Approve with the owner token:

omniclaw-cli configure --owner-token YOUR_OWNER_TOKEN
omniclaw-cli confirmations approve --id <confirmation_id>

Then retry the payment with the same confirmation_id in metadata:

{
  "recipient": "0xRecipient",
  "amount": "50.00",
  "metadata": {
    "confirmation_id": "<confirmation_id>"
  }
}

Agent-to-Agent Selling (Local Data)

If an agent wants to temporarily sell access to a local Python script or data file to another agent, they can use the CLI to spin up a fast payment gate:

omniclaw-cli serve \
  --price 0.01 \
  --endpoint /api/data \
  --exec "python safe_readonly_service.py" \
  --port 8000

This opens http://localhost:8000/api/data that requires a USDC payment to execute the approved command and return its output.

serve binds to all interfaces and --exec runs a host command. Use it only when the owner explicitly wants an agent-run seller endpoint, and prefer an isolated container or private development network.

Web developer or vendor: If the paid route lives inside your application, use the Python SDK inside your FastAPI application instead of omniclaw-cli serve. Use serve when the seller surface itself is agent-run. See the Developer Guide.


Quick Reference

Command Purpose
omniclaw-cli address Get your wallet address
omniclaw-cli balance Check balance
omniclaw-cli deposit --amount X Deposit to Gateway
omniclaw-cli withdraw --amount X Withdraw to Circle wallet
omniclaw-cli withdraw_trustless --amount X Trustless withdraw (~7-day delay)
omniclaw-cli withdraw_trustless_complete Complete trustless withdraw after delay
omniclaw-cli inspect-x402 --recipient URL Inspect seller requirements and buyer readiness
omniclaw-cli pay --recipient 0x... --amount X Pay another agent
omniclaw-cli pay --recipient URL Pay a seller x402 endpoint
omniclaw-cli serve --price X --endpoint /api --exec "cmd" Start an owner-approved agent-run payment gate

Network Switching

To switch from testnet to mainnet:

export OMNICLAW_NETWORK="ETH-MAINNET"
export OMNICLAW_ENV="production"

Everything automatically switches to mainnet URLs.


Troubleshooting

"Wallet is currently initializing"

Wait a few seconds and retry.

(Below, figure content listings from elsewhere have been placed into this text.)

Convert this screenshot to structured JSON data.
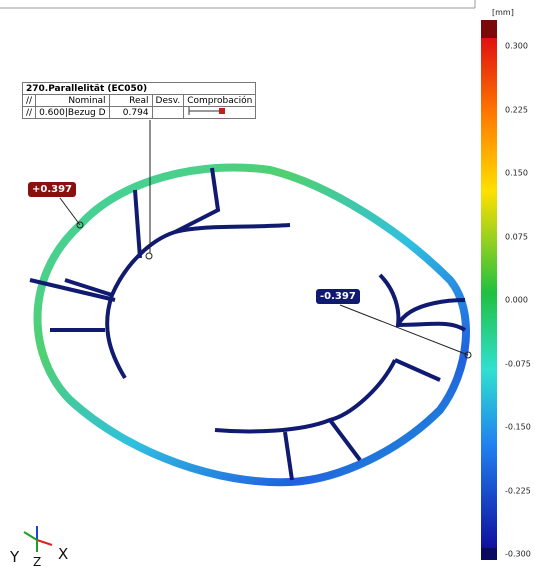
{
  "colorbar": {
    "unit": "[mm]",
    "ticks": [
      "0.300",
      "0.225",
      "0.150",
      "0.075",
      "0.000",
      "-0.075",
      "-0.150",
      "-0.225",
      "-0.300"
    ]
  },
  "table": {
    "title": "270.Parallelität (EC050)",
    "header": [
      "//",
      "Nominal",
      "Real",
      "Desv.",
      "Comprobación"
    ],
    "row": [
      "//",
      "0.600",
      "Bezug D",
      "0.794"
    ]
  },
  "labels": {
    "max": "+0.397",
    "min": "-0.397"
  },
  "triad": [
    "Y",
    "Z",
    "X"
  ]
}
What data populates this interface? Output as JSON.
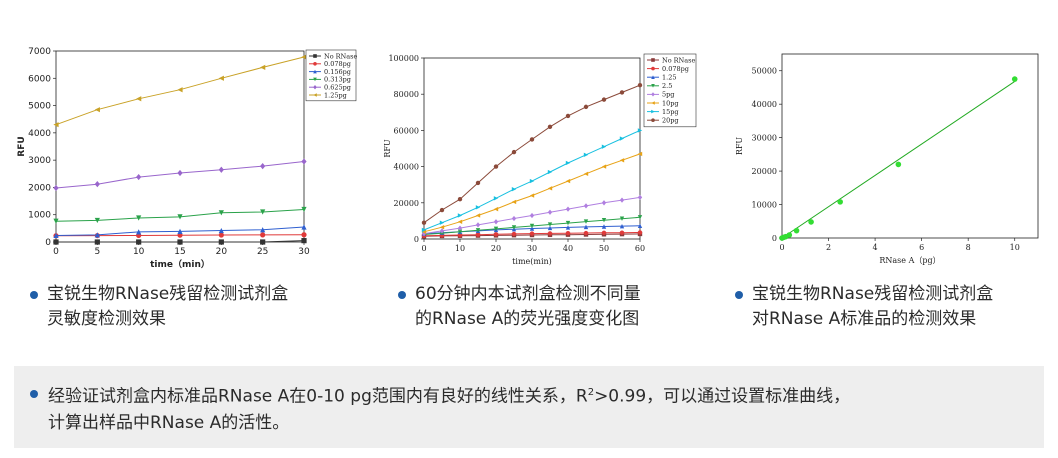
{
  "chart_data": [
    {
      "type": "line",
      "xlabel": "time（min）",
      "ylabel": "RFU",
      "xlim": [
        0,
        30
      ],
      "ylim": [
        0,
        7000
      ],
      "xticks": [
        0,
        5,
        10,
        15,
        20,
        25,
        30
      ],
      "yticks": [
        0,
        1000,
        2000,
        3000,
        4000,
        5000,
        6000,
        7000
      ],
      "x": [
        0,
        5,
        10,
        15,
        20,
        25,
        30
      ],
      "legend_position": "top-right",
      "series": [
        {
          "name": "No RNase",
          "color": "#333333",
          "marker": "square",
          "values": [
            0,
            0,
            0,
            0,
            0,
            0,
            50
          ]
        },
        {
          "name": "0.078pg",
          "color": "#e03a3a",
          "marker": "circle",
          "values": [
            230,
            235,
            240,
            250,
            255,
            260,
            265
          ]
        },
        {
          "name": "0.156pg",
          "color": "#2f5fd0",
          "marker": "triangle-up",
          "values": [
            240,
            260,
            370,
            390,
            420,
            450,
            550
          ]
        },
        {
          "name": "0.313pg",
          "color": "#2aa24a",
          "marker": "triangle-down",
          "values": [
            760,
            790,
            880,
            920,
            1070,
            1100,
            1190
          ]
        },
        {
          "name": "0.625pg",
          "color": "#9966cc",
          "marker": "diamond",
          "values": [
            1980,
            2120,
            2380,
            2530,
            2650,
            2780,
            2950
          ]
        },
        {
          "name": "1.25pg",
          "color": "#c9a227",
          "marker": "triangle-left",
          "values": [
            4300,
            4850,
            5250,
            5580,
            6000,
            6400,
            6780
          ]
        }
      ]
    },
    {
      "type": "line",
      "xlabel": "time(min)",
      "ylabel": "RFU",
      "xlim": [
        0,
        60
      ],
      "ylim": [
        0,
        100000
      ],
      "xticks": [
        0,
        10,
        20,
        30,
        40,
        50,
        60
      ],
      "yticks": [
        0,
        20000,
        40000,
        60000,
        80000,
        100000
      ],
      "x": [
        0,
        5,
        10,
        15,
        20,
        25,
        30,
        35,
        40,
        45,
        50,
        55,
        60
      ],
      "legend_position": "top-right",
      "series": [
        {
          "name": "No RNase",
          "color": "#8b3a3a",
          "marker": "square",
          "values": [
            1500,
            1700,
            1800,
            1900,
            2000,
            2100,
            2200,
            2300,
            2400,
            2500,
            2600,
            2700,
            2800
          ]
        },
        {
          "name": "0.078pg",
          "color": "#e03a3a",
          "marker": "circle",
          "values": [
            1800,
            2000,
            2200,
            2400,
            2600,
            2800,
            3000,
            3100,
            3200,
            3300,
            3400,
            3500,
            3600
          ]
        },
        {
          "name": "1.25",
          "color": "#2f5fd0",
          "marker": "triangle-up",
          "values": [
            3000,
            3500,
            4000,
            4500,
            5000,
            5400,
            5800,
            6100,
            6400,
            6700,
            6900,
            7100,
            7300
          ]
        },
        {
          "name": "2.5",
          "color": "#2aa24a",
          "marker": "triangle-down",
          "values": [
            2500,
            3200,
            4000,
            4800,
            5600,
            6400,
            7200,
            8000,
            8800,
            9600,
            10400,
            11200,
            12000
          ]
        },
        {
          "name": "5pg",
          "color": "#b07fe0",
          "marker": "diamond",
          "values": [
            3000,
            4500,
            6000,
            7800,
            9500,
            11300,
            13000,
            14800,
            16500,
            18300,
            20000,
            21500,
            23000
          ]
        },
        {
          "name": "10pg",
          "color": "#e8a317",
          "marker": "triangle-left",
          "values": [
            4000,
            6500,
            9500,
            13000,
            16500,
            20500,
            24000,
            28000,
            32000,
            36000,
            40000,
            43500,
            47000
          ]
        },
        {
          "name": "15pg",
          "color": "#18c0e0",
          "marker": "triangle-right",
          "values": [
            5000,
            9000,
            13000,
            17500,
            22500,
            27500,
            32000,
            37000,
            42000,
            46500,
            51000,
            55500,
            60000
          ]
        },
        {
          "name": "20pg",
          "color": "#8b4a3a",
          "marker": "circle",
          "values": [
            9000,
            16000,
            22000,
            31000,
            40000,
            48000,
            55000,
            62000,
            68000,
            73000,
            77000,
            81000,
            85000
          ]
        }
      ]
    },
    {
      "type": "scatter",
      "xlabel": "RNase A（pg）",
      "ylabel": "RFU",
      "xlim": [
        0,
        11
      ],
      "ylim": [
        0,
        55000
      ],
      "xticks": [
        0,
        2,
        4,
        6,
        8,
        10
      ],
      "yticks": [
        0,
        10000,
        20000,
        30000,
        40000,
        50000
      ],
      "fit_line": true,
      "series": [
        {
          "color": "#33dd33",
          "x": [
            0,
            0.078,
            0.156,
            0.313,
            0.625,
            1.25,
            2.5,
            5,
            10
          ],
          "y": [
            0,
            200,
            400,
            900,
            2200,
            4800,
            10800,
            22000,
            47500
          ]
        }
      ]
    }
  ],
  "captions": {
    "c1_line1": "宝锐生物RNase残留检测试剂盒",
    "c1_line2": "灵敏度检测效果",
    "c2_line1": "60分钟内本试剂盒检测不同量",
    "c2_line2": "的RNase A的荧光强度变化图",
    "c3_line1": "宝锐生物RNase残留检测试剂盒",
    "c3_line2": "对RNase A标准品的检测效果"
  },
  "footer": {
    "part1": "经验证试剂盒内标准品RNase A在0-10 pg范围内有良好的线性关系，R",
    "sup": "2",
    "part2": ">0.99，可以通过设置标准曲线，",
    "line2": "计算出样品中RNase A的活性。"
  },
  "colors": {
    "accent_dot": "#1f5ea8",
    "footer_bg": "#eeeeee"
  }
}
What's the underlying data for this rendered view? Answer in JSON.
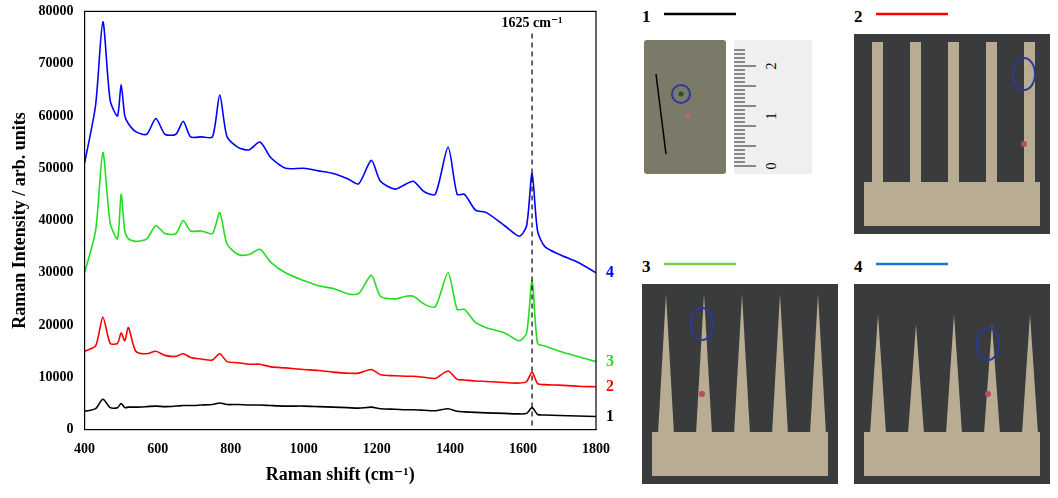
{
  "chart_data": {
    "type": "line",
    "x_label": "Raman shift (cm⁻¹)",
    "y_label": "Raman Intensity / arb. units",
    "xlim": [
      400,
      1800
    ],
    "xticks": [
      400,
      600,
      800,
      1000,
      1200,
      1400,
      1600,
      1800
    ],
    "ylim": [
      0,
      80000
    ],
    "yticks": [
      0,
      10000,
      20000,
      30000,
      40000,
      50000,
      60000,
      70000,
      80000
    ],
    "grid": false,
    "annotations": [
      {
        "x": 1625,
        "label": "1625 cm⁻¹"
      }
    ],
    "x": [
      400,
      430,
      450,
      470,
      490,
      500,
      510,
      520,
      540,
      570,
      595,
      620,
      650,
      670,
      690,
      720,
      750,
      770,
      790,
      820,
      850,
      880,
      910,
      950,
      1000,
      1040,
      1080,
      1120,
      1150,
      1185,
      1210,
      1250,
      1280,
      1300,
      1330,
      1360,
      1395,
      1420,
      1440,
      1470,
      1500,
      1550,
      1590,
      1610,
      1625,
      1640,
      1660,
      1700,
      1750,
      1800
    ],
    "series": [
      {
        "name": "1",
        "color": "#000000",
        "values": [
          3500,
          4000,
          5800,
          4200,
          4200,
          5000,
          4200,
          4300,
          4300,
          4400,
          4500,
          4400,
          4500,
          4600,
          4600,
          4700,
          4800,
          5100,
          4800,
          4800,
          4700,
          4700,
          4600,
          4500,
          4500,
          4400,
          4300,
          4200,
          4100,
          4300,
          4000,
          3900,
          3800,
          3800,
          3700,
          3600,
          4000,
          3500,
          3400,
          3300,
          3200,
          3100,
          3000,
          3100,
          4200,
          2900,
          2800,
          2700,
          2600,
          2500
        ]
      },
      {
        "name": "2",
        "color": "#ff0000",
        "values": [
          15000,
          16000,
          21500,
          16500,
          16500,
          18500,
          17000,
          19500,
          15000,
          14500,
          15000,
          14200,
          14000,
          14500,
          13800,
          13500,
          13300,
          14500,
          13000,
          12800,
          12500,
          12500,
          12000,
          11800,
          11500,
          11300,
          11000,
          10800,
          10800,
          11500,
          10500,
          10300,
          10200,
          10200,
          10000,
          9800,
          11200,
          9600,
          9500,
          9300,
          9200,
          9000,
          8900,
          9200,
          11000,
          8800,
          8600,
          8500,
          8300,
          8200
        ]
      },
      {
        "name": "3",
        "color": "#22dd22",
        "values": [
          30000,
          38000,
          53000,
          39500,
          36500,
          45000,
          38000,
          36500,
          36000,
          36500,
          39000,
          37500,
          37500,
          40000,
          38000,
          38000,
          37500,
          41500,
          35500,
          33500,
          33500,
          34500,
          32000,
          30000,
          28500,
          27500,
          27000,
          26000,
          26000,
          29500,
          25500,
          25000,
          25500,
          25500,
          24000,
          23500,
          30000,
          23000,
          23000,
          20500,
          19500,
          18500,
          17000,
          18500,
          28500,
          16500,
          16000,
          15000,
          14000,
          13000
        ]
      },
      {
        "name": "4",
        "color": "#0000ff",
        "values": [
          51000,
          62000,
          78000,
          63000,
          60000,
          66000,
          60000,
          58500,
          57000,
          56500,
          59500,
          56500,
          56500,
          59000,
          56000,
          56000,
          56000,
          64000,
          56000,
          54000,
          53500,
          55000,
          52000,
          50000,
          50000,
          49500,
          49000,
          48000,
          47000,
          51500,
          47500,
          46000,
          47000,
          47500,
          45500,
          45000,
          54000,
          45000,
          45000,
          42000,
          41500,
          39000,
          37000,
          39000,
          49000,
          38000,
          35000,
          33500,
          32000,
          30000
        ]
      }
    ]
  },
  "photos": [
    {
      "label": "1",
      "color": "#000000",
      "ruler_ticks": [
        0,
        1,
        2
      ]
    },
    {
      "label": "2",
      "color": "#ff0000"
    },
    {
      "label": "3",
      "color": "#7cd14c"
    },
    {
      "label": "4",
      "color": "#1f6fd4"
    }
  ]
}
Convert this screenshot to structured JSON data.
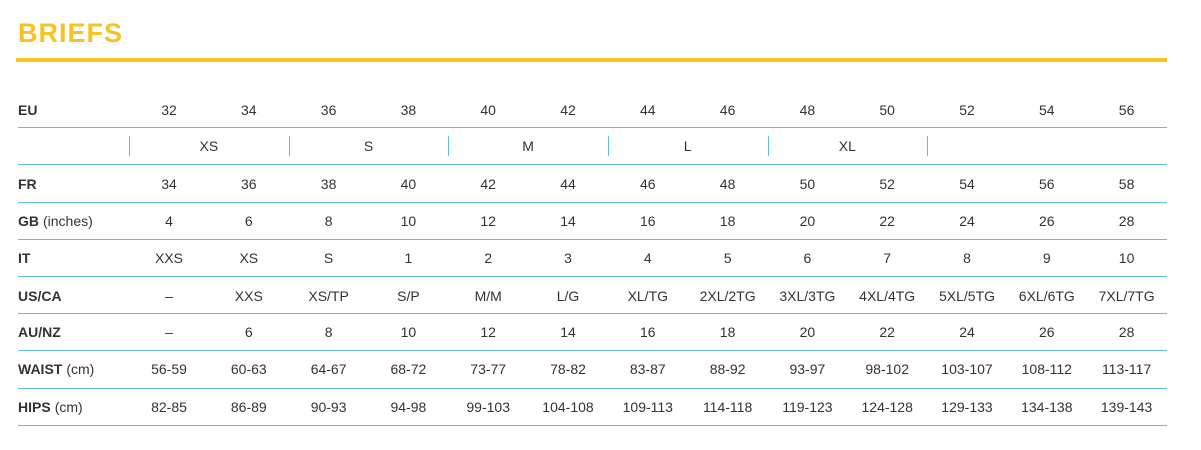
{
  "title": "BRIEFS",
  "table": {
    "rows": [
      {
        "label": "EU",
        "values": [
          "32",
          "34",
          "36",
          "38",
          "40",
          "42",
          "44",
          "46",
          "48",
          "50",
          "52",
          "54",
          "56"
        ]
      },
      {
        "groups": [
          "XS",
          "S",
          "M",
          "L",
          "XL"
        ]
      },
      {
        "label": "FR",
        "values": [
          "34",
          "36",
          "38",
          "40",
          "42",
          "44",
          "46",
          "48",
          "50",
          "52",
          "54",
          "56",
          "58"
        ]
      },
      {
        "label": "GB",
        "unit": "(inches)",
        "values": [
          "4",
          "6",
          "8",
          "10",
          "12",
          "14",
          "16",
          "18",
          "20",
          "22",
          "24",
          "26",
          "28"
        ]
      },
      {
        "label": "IT",
        "values": [
          "XXS",
          "XS",
          "S",
          "1",
          "2",
          "3",
          "4",
          "5",
          "6",
          "7",
          "8",
          "9",
          "10"
        ]
      },
      {
        "label": "US/CA",
        "values": [
          "–",
          "XXS",
          "XS/TP",
          "S/P",
          "M/M",
          "L/G",
          "XL/TG",
          "2XL/2TG",
          "3XL/3TG",
          "4XL/4TG",
          "5XL/5TG",
          "6XL/6TG",
          "7XL/7TG"
        ]
      },
      {
        "label": "AU/NZ",
        "values": [
          "–",
          "6",
          "8",
          "10",
          "12",
          "14",
          "16",
          "18",
          "20",
          "22",
          "24",
          "26",
          "28"
        ]
      },
      {
        "label": "WAIST",
        "unit": "(cm)",
        "values": [
          "56-59",
          "60-63",
          "64-67",
          "68-72",
          "73-77",
          "78-82",
          "83-87",
          "88-92",
          "93-97",
          "98-102",
          "103-107",
          "108-112",
          "113-117"
        ]
      },
      {
        "label": "HIPS",
        "unit": "(cm)",
        "values": [
          "82-85",
          "86-89",
          "90-93",
          "94-98",
          "99-103",
          "104-108",
          "109-113",
          "114-118",
          "119-123",
          "124-128",
          "129-133",
          "134-138",
          "139-143"
        ]
      }
    ]
  }
}
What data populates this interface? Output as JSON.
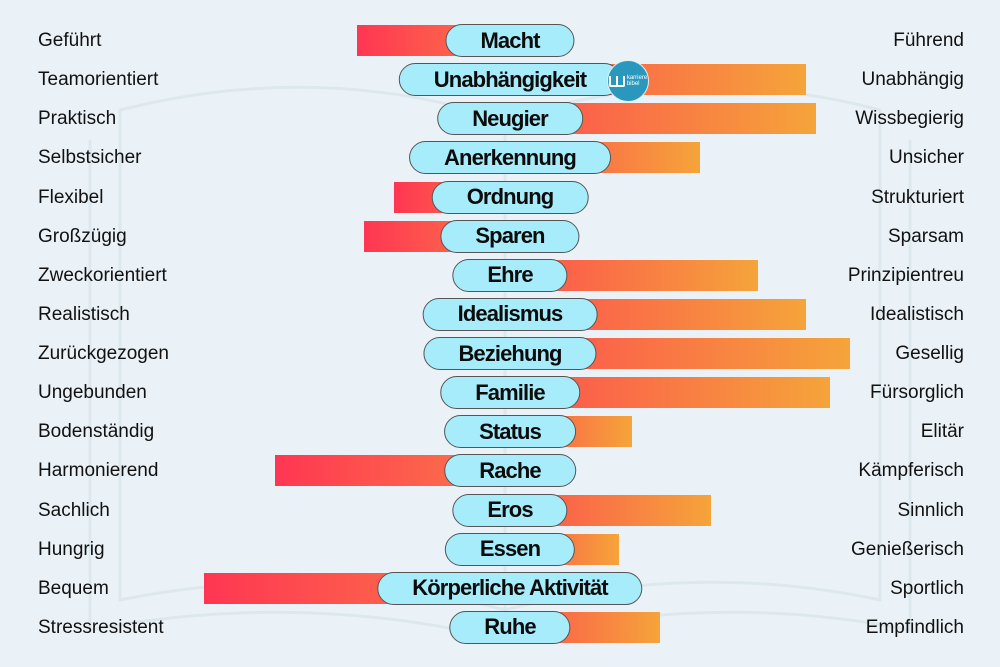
{
  "chart_data": {
    "type": "bar",
    "orientation": "horizontal-diverging",
    "title": "",
    "xlim": [
      -100,
      100
    ],
    "grid": false,
    "colors": {
      "negative_start": "#ff3652",
      "negative_end": "#fb7a48",
      "positive_start": "#fd4f4e",
      "positive_end": "#f5a43a",
      "pill": "#a7ecfb"
    },
    "rows": [
      {
        "category": "Macht",
        "left": "Geführt",
        "right": "Führend",
        "value": -45
      },
      {
        "category": "Unabhängigkeit",
        "left": "Teamorientiert",
        "right": "Unabhängig",
        "value": 87
      },
      {
        "category": "Neugier",
        "left": "Praktisch",
        "right": "Wissbegierig",
        "value": 90
      },
      {
        "category": "Anerkennung",
        "left": "Selbstsicher",
        "right": "Unsicher",
        "value": 56
      },
      {
        "category": "Ordnung",
        "left": "Flexibel",
        "right": "Strukturiert",
        "value": -34
      },
      {
        "category": "Sparen",
        "left": "Großzügig",
        "right": "Sparsam",
        "value": -43
      },
      {
        "category": "Ehre",
        "left": "Zweckorientiert",
        "right": "Prinzipientreu",
        "value": 73
      },
      {
        "category": "Idealismus",
        "left": "Realistisch",
        "right": "Idealistisch",
        "value": 87
      },
      {
        "category": "Beziehung",
        "left": "Zurückgezogen",
        "right": "Gesellig",
        "value": 100
      },
      {
        "category": "Familie",
        "left": "Ungebunden",
        "right": "Fürsorglich",
        "value": 94
      },
      {
        "category": "Status",
        "left": "Bodenständig",
        "right": "Elitär",
        "value": 36
      },
      {
        "category": "Rache",
        "left": "Harmonierend",
        "right": "Kämpferisch",
        "value": -69
      },
      {
        "category": "Eros",
        "left": "Sachlich",
        "right": "Sinnlich",
        "value": 59
      },
      {
        "category": "Essen",
        "left": "Hungrig",
        "right": "Genießerisch",
        "value": 32
      },
      {
        "category": "Körperliche Aktivität",
        "left": "Bequem",
        "right": "Sportlich",
        "value": -90
      },
      {
        "category": "Ruhe",
        "left": "Stressresistent",
        "right": "Empfindlich",
        "value": 44
      }
    ]
  },
  "logo": {
    "text_line1": "karriere",
    "text_line2": "bibel"
  }
}
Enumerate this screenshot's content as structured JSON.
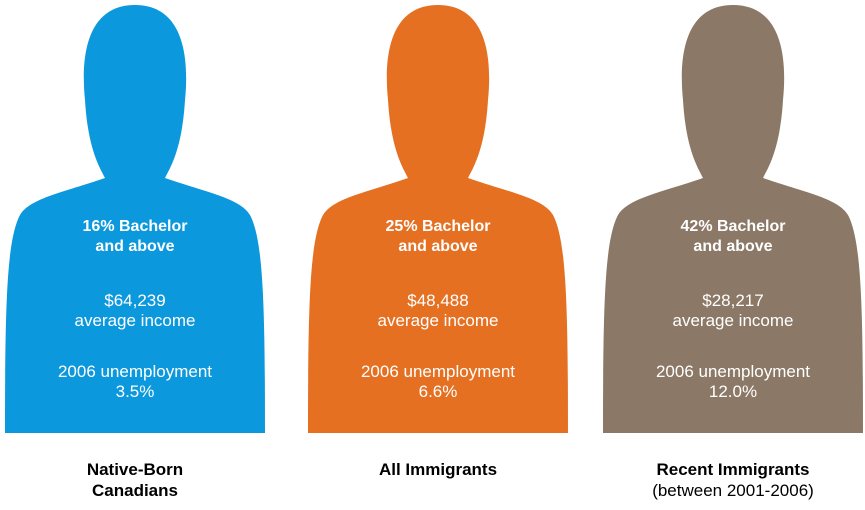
{
  "figures": [
    {
      "color": "#0c98dc",
      "education": [
        "16% Bachelor",
        "and above"
      ],
      "income": [
        "$64,239",
        "average income"
      ],
      "unemployment": [
        "2006 unemployment",
        "3.5%"
      ],
      "caption_title": [
        "Native-Born",
        "Canadians"
      ],
      "caption_sub": ""
    },
    {
      "color": "#e57022",
      "education": [
        "25% Bachelor",
        "and above"
      ],
      "income": [
        "$48,488",
        "average income"
      ],
      "unemployment": [
        "2006 unemployment",
        "6.6%"
      ],
      "caption_title": [
        "All Immigrants"
      ],
      "caption_sub": ""
    },
    {
      "color": "#8b7866",
      "education": [
        "42% Bachelor",
        "and above"
      ],
      "income": [
        "$28,217",
        "average income"
      ],
      "unemployment": [
        "2006 unemployment",
        "12.0%"
      ],
      "caption_title": [
        "Recent Immigrants"
      ],
      "caption_sub": "(between 2001-2006)"
    }
  ]
}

The agent is setting up.

"Invalid token"

Check that OMNICLAW_AGENT_TOKEN matches a key in your policy.json's tokens section.

"Insufficient balance"

Check which route the seller requires:

omniclaw-cli inspect-x402 --recipient https://seller.example.com/premium

If the route is GatewayWalletBatched, deposit to Gateway first:

omniclaw-cli deposit --amount 10

If the route is exact, fund the buyer signer wallet on the required chain instead.